In reality, Baas’s “sculptures” are of course functional architectural elements: an inclined rectangular bar-shape attached to the rear of the building is, in reality, an exterior fire stair addition; a pair of concentric helixes in a corner of the museum turns out to be a stair; a horizontal bar-shape suspended between two mezzanines forms an elevated walkway across the central nave; and an abstract box-frame at the front forms a generous entrance porch that moreover shape-shifts into a lateral lift tower. This piece-by-piece design strategy is permitting the renovation project to be realized more economically in phases, with the remaining third and final phase consisting of new windows for the shed.
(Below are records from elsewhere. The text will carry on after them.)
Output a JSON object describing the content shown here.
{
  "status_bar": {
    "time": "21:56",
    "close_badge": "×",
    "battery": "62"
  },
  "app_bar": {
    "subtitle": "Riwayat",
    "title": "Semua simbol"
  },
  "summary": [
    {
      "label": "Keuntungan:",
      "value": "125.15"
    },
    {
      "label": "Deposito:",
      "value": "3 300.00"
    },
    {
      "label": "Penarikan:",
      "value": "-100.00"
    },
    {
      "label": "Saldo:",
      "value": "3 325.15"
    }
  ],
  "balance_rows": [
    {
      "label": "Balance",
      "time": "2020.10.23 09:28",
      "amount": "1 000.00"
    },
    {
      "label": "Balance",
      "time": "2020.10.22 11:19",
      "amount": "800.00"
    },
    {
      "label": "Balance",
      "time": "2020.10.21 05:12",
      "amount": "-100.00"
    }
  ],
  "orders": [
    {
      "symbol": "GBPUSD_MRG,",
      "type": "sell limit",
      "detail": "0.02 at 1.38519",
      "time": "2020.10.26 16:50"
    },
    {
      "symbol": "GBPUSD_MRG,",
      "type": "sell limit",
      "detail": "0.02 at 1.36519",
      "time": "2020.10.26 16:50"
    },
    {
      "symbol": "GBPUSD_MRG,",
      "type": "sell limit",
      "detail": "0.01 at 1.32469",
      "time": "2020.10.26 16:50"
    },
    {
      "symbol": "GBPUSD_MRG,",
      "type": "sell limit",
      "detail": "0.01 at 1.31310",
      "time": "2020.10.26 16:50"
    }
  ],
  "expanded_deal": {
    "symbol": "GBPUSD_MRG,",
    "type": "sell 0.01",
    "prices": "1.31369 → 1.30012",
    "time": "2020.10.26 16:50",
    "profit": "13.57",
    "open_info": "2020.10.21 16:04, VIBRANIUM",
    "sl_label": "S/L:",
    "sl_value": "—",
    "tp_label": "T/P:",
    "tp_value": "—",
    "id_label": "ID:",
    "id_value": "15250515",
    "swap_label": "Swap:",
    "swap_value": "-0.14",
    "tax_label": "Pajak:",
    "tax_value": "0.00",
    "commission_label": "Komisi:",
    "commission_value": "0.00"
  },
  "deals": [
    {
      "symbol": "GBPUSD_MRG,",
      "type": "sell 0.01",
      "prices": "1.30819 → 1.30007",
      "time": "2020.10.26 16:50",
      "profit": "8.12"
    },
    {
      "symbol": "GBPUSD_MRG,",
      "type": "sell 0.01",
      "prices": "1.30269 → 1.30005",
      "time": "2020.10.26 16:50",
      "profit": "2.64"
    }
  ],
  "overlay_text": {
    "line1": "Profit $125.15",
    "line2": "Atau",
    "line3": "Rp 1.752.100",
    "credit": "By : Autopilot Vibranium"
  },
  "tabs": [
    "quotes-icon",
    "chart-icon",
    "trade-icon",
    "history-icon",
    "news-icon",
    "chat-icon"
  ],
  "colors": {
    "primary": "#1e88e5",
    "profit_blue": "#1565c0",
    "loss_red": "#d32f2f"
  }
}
Baas’s intervention illustrates beautifully how our reception of art as art depends almost entirely on context, especially when it comes to minimalist art and its post-industrial display paradigm, or what art critic Brian O’Doherty calls “context as content.” But it also illustrates, albeit somewhat obliquely and at a more urban scale, Venturi, Scott-Brown and Izenour’s “decorated shed” theorem, except that here the shed is old and industrial instead of new and commercial, and the “decoration” addresses the more pedestrian context of Parc Central del Poblenou (by Jean Nouvel) instead of the Las Vegas Strip. Baas’s front porch and tower intervention even works as a “sign,” both in the museum-logo sense as well as –more interestingly for a history museum— as a sign of the times, encapsulating both Barcelona’s grimy industrial period, when it was known as the “Manchester of the South,” and its post-industrial contemporaneity as a design and leisure tourist destination. The knife-sharp contrast between the rough shed and the gilded decorative art mirrors Barcelona’s yin yang unity of grit and glam; of Biutiful and Vicky, Cristina, Barcelona.